Monday, Feb 12 at 12:30 PM
Biomedical & Physical Sciences Bldg., Rm. 1400
Title to be announced
Wednesday, Feb 14 at 3:10 PM
NSCL Lecture Hall 1200
Wolfram Fischer, Brookhaven National Laboratory
Head-on beam-beam compensation in RHIC

Abstract:  In a particle collider the electromagnetic interaction of one beam with the other, the beam-beam effect, is typically one of the most performance limiting effects.

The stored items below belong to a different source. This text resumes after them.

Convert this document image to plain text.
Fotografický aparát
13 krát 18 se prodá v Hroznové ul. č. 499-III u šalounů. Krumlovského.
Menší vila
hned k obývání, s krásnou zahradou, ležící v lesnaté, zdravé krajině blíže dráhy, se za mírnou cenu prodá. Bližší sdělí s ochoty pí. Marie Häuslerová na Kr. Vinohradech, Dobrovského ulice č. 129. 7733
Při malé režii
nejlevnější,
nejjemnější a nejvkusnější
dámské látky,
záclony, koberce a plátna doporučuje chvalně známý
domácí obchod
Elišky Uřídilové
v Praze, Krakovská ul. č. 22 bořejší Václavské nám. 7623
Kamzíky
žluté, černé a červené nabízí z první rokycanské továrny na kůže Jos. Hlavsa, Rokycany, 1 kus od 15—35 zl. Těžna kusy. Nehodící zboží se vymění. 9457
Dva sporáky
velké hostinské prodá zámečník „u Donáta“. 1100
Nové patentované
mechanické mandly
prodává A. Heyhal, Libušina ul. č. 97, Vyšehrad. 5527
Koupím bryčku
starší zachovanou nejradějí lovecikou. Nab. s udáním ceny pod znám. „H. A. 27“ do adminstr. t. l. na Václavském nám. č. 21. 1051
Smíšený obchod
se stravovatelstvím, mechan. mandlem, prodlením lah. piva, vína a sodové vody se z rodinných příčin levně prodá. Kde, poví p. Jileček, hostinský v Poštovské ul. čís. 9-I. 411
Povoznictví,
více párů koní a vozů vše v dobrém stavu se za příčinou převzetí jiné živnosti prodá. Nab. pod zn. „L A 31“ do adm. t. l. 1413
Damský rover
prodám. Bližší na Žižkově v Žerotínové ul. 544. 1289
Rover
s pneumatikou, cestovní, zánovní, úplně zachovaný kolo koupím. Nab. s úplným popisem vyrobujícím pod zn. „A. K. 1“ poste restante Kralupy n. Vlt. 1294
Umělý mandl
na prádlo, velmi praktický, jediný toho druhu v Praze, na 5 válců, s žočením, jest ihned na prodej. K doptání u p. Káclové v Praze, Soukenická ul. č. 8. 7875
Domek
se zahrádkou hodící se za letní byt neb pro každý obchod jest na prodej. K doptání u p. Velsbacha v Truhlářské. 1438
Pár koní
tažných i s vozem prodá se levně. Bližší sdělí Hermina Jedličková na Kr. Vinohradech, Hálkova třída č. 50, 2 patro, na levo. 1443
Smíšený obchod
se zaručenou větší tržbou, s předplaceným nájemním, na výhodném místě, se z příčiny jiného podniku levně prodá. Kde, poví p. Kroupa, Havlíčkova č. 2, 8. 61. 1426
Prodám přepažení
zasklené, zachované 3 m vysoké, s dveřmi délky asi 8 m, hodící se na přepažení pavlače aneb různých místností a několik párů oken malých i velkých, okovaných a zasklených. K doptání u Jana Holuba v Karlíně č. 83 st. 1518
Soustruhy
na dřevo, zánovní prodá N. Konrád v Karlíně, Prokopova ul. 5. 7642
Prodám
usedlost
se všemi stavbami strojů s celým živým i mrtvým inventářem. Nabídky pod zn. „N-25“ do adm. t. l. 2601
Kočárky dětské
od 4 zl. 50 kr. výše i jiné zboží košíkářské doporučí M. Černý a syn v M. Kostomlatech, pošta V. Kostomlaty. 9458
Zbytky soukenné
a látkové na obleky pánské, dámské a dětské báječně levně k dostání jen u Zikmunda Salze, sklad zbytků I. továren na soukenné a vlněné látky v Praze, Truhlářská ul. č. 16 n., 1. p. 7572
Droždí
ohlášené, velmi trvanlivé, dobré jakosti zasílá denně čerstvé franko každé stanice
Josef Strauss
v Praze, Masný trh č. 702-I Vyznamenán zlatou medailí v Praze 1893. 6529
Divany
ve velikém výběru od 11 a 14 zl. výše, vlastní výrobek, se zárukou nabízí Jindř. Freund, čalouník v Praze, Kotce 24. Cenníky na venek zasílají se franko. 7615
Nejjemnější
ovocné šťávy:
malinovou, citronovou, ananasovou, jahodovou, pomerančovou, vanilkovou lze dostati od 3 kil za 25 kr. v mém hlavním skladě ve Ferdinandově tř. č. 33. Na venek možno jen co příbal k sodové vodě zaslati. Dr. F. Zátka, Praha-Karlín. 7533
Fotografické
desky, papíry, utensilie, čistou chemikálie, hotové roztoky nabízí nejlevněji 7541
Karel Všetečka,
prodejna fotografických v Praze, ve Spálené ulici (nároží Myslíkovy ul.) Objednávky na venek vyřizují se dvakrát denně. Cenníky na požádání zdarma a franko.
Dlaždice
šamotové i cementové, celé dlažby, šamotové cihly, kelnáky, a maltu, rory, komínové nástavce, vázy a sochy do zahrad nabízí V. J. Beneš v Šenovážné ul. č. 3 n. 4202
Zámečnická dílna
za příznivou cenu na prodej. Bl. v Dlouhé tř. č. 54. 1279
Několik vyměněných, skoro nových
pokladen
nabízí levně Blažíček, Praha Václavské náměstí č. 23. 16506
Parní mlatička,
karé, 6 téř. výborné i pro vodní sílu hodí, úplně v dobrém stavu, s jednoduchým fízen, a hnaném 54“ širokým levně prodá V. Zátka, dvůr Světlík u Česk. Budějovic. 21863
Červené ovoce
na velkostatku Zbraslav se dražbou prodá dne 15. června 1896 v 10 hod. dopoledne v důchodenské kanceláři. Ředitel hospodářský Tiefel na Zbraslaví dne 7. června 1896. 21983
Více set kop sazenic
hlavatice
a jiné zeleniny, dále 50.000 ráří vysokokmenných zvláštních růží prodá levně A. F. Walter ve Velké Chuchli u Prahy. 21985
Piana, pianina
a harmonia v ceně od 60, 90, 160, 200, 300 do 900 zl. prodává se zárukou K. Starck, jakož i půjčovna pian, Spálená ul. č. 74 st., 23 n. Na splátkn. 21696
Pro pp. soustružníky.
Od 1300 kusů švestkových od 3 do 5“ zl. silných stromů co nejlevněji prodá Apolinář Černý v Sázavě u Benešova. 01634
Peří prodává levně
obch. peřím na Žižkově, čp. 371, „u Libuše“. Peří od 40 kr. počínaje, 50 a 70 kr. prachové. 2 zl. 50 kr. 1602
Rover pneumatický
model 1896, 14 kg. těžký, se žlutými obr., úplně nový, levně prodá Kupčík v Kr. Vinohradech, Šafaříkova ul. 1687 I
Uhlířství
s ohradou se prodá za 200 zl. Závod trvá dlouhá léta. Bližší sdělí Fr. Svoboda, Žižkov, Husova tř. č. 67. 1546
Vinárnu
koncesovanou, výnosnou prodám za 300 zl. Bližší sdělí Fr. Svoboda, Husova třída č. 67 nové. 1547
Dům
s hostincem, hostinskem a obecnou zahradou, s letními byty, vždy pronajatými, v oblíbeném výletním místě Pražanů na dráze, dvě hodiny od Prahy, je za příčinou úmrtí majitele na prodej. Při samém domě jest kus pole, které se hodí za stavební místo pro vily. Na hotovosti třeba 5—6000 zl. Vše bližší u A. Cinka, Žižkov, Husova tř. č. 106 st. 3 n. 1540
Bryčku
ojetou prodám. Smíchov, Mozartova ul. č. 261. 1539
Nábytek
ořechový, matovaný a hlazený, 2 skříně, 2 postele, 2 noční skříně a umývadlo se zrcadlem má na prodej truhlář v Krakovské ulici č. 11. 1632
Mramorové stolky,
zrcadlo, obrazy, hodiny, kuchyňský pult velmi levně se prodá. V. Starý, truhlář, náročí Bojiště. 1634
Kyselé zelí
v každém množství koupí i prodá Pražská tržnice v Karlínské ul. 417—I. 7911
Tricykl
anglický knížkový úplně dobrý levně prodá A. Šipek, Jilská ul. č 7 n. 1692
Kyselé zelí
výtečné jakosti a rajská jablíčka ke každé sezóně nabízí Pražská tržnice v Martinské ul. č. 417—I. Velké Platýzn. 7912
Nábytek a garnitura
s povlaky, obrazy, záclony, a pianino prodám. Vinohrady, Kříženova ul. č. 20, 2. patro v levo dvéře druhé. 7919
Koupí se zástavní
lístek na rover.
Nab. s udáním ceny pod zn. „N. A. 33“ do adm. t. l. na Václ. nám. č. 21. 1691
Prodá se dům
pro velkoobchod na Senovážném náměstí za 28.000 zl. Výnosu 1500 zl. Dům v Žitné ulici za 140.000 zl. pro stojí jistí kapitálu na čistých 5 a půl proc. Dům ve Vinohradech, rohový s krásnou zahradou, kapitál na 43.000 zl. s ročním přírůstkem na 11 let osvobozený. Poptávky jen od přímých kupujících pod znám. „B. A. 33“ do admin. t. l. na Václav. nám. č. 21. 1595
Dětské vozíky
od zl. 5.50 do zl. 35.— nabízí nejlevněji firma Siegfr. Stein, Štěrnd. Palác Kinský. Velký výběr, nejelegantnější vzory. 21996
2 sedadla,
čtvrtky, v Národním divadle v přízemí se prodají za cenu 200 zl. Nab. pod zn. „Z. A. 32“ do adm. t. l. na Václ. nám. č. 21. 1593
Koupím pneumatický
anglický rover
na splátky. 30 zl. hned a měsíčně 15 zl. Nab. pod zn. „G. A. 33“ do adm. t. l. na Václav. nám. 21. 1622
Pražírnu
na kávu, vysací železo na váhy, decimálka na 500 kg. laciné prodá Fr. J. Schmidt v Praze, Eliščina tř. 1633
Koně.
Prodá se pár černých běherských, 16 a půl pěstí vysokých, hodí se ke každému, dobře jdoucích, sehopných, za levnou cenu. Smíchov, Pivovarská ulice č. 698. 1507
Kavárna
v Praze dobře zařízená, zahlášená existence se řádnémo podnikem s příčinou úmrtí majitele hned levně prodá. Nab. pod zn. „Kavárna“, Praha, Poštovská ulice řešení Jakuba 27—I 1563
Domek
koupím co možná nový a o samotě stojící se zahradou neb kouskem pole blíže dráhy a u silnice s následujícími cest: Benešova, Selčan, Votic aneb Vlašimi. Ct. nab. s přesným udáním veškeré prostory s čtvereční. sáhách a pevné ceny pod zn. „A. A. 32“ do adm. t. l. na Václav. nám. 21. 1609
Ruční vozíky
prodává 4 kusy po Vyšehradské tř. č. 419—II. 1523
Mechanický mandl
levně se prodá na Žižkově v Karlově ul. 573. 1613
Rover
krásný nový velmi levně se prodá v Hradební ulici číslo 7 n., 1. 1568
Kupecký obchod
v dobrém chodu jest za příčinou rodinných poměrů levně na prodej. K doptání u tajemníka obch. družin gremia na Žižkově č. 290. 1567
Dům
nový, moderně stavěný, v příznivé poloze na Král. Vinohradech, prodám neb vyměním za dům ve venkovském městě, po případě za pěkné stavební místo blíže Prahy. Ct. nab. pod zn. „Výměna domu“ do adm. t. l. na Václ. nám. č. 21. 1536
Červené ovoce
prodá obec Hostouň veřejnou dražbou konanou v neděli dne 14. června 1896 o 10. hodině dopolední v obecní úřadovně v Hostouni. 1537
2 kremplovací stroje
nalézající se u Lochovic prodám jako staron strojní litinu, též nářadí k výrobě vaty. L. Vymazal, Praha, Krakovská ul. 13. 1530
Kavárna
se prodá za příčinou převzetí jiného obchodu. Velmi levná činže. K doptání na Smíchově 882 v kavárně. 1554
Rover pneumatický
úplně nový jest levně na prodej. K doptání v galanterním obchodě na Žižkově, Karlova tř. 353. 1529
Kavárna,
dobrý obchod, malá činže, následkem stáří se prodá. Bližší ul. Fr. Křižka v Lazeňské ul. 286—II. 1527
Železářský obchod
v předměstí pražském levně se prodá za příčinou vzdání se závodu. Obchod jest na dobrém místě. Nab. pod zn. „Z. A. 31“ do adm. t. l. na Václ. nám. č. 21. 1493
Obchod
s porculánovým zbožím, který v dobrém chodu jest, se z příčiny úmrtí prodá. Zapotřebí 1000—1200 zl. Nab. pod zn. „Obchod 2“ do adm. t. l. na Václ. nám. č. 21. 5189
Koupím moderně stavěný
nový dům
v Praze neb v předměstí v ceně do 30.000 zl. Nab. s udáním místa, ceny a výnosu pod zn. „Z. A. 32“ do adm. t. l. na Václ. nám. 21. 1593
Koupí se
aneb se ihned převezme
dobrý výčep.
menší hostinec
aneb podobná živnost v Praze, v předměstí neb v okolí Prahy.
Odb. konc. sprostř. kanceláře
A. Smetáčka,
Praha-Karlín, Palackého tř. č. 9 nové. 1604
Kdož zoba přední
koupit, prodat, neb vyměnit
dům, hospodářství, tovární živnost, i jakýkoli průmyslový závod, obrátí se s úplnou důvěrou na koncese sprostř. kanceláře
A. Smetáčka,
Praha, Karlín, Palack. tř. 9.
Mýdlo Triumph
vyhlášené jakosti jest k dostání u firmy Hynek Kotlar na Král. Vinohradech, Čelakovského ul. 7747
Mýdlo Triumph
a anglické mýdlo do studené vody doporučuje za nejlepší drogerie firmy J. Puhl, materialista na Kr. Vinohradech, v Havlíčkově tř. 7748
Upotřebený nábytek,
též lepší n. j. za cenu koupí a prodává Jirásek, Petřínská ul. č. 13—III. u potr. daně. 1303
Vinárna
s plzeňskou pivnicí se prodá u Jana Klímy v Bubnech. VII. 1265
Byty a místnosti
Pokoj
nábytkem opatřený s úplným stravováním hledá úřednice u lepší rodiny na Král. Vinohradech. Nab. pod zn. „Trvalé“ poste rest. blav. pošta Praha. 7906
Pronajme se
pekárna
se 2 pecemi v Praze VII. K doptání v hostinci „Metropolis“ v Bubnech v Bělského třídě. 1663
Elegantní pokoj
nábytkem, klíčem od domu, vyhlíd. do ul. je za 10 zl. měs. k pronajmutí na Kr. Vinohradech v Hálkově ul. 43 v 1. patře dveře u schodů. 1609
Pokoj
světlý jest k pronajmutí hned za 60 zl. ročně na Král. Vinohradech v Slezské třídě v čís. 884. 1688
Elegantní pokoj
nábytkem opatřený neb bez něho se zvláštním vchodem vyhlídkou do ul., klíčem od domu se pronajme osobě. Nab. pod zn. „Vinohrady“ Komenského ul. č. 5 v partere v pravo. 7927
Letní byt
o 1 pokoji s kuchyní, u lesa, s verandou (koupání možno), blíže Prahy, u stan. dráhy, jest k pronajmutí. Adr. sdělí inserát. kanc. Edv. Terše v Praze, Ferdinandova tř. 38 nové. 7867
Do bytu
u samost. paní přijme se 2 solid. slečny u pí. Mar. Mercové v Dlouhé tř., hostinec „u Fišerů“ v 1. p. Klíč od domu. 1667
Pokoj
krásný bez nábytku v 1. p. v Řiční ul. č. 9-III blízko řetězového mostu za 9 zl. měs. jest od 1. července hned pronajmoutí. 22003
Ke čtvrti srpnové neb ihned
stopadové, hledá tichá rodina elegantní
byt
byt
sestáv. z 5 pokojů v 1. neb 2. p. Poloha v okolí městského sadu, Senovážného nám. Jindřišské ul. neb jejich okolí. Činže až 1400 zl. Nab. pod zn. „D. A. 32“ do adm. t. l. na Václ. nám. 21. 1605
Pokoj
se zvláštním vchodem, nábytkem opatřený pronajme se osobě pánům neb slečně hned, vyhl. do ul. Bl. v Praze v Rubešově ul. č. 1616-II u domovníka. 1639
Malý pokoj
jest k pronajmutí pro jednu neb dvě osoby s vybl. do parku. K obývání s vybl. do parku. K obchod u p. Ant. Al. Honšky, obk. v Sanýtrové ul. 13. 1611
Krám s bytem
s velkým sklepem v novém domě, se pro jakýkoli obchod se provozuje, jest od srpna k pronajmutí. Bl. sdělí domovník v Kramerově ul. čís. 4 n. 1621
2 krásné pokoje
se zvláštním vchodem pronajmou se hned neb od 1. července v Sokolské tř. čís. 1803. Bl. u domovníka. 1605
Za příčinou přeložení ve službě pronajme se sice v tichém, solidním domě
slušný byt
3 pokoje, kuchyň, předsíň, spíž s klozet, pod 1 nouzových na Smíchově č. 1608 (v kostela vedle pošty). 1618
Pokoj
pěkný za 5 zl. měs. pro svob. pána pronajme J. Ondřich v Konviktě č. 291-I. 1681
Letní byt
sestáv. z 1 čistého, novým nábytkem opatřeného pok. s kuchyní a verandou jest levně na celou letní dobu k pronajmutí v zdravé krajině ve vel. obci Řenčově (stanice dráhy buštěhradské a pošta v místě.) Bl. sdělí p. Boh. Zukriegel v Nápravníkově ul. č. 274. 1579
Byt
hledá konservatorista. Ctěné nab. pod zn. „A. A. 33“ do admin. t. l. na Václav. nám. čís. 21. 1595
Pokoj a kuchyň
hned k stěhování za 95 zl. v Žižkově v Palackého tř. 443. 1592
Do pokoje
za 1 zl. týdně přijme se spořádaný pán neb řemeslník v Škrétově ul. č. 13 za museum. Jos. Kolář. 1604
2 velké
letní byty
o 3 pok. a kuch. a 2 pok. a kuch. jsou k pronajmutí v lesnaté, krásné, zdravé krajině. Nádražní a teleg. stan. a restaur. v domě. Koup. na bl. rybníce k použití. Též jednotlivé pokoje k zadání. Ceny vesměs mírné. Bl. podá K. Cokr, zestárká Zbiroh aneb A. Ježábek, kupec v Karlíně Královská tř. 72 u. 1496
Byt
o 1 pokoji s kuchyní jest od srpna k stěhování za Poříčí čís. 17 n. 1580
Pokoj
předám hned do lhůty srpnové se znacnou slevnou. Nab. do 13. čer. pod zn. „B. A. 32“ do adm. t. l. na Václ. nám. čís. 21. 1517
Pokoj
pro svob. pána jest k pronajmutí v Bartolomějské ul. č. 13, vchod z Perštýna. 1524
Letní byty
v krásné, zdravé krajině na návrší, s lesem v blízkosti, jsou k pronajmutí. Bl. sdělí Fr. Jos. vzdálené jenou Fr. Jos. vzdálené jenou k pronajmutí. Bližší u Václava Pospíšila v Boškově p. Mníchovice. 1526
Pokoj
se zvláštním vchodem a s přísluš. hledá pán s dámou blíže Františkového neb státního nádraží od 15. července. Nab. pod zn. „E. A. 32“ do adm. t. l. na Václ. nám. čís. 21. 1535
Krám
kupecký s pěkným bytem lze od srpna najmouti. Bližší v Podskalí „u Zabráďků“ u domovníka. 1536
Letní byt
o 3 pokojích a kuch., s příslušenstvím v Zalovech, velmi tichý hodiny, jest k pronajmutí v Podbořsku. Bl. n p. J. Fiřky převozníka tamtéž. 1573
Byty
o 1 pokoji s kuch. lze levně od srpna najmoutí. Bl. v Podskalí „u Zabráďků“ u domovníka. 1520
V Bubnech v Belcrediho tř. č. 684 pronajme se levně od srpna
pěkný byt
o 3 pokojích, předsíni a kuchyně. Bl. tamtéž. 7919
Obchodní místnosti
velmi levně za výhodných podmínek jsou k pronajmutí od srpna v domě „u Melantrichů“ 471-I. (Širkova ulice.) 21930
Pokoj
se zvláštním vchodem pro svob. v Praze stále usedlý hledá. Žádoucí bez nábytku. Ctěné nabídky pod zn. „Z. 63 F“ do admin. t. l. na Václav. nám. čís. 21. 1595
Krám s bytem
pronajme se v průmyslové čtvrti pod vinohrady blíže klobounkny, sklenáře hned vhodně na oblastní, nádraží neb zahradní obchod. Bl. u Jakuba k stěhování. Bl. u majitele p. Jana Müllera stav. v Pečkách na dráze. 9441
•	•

Operational head-on beam-beam compensation was first attempted in the 1970s in the 4-beam collider DCI but failed due to the unanticipated coherent motion of the beams. In 2015 operational head-on beam-beam compensation has been implemented in the Relativistic Heavy Ion Collider (RHIC) in order to increase the luminosity delivered to the experiments. We discuss the principle of combining a lattice for resonance driving term compensation and an electron lens for tune spread compensation. We describe the electron lens technology and its operational use, and report on measurements of the lattice properties and the effect of the electron lenses on the hadron beam. We also provide an estimate of the luminosity gain.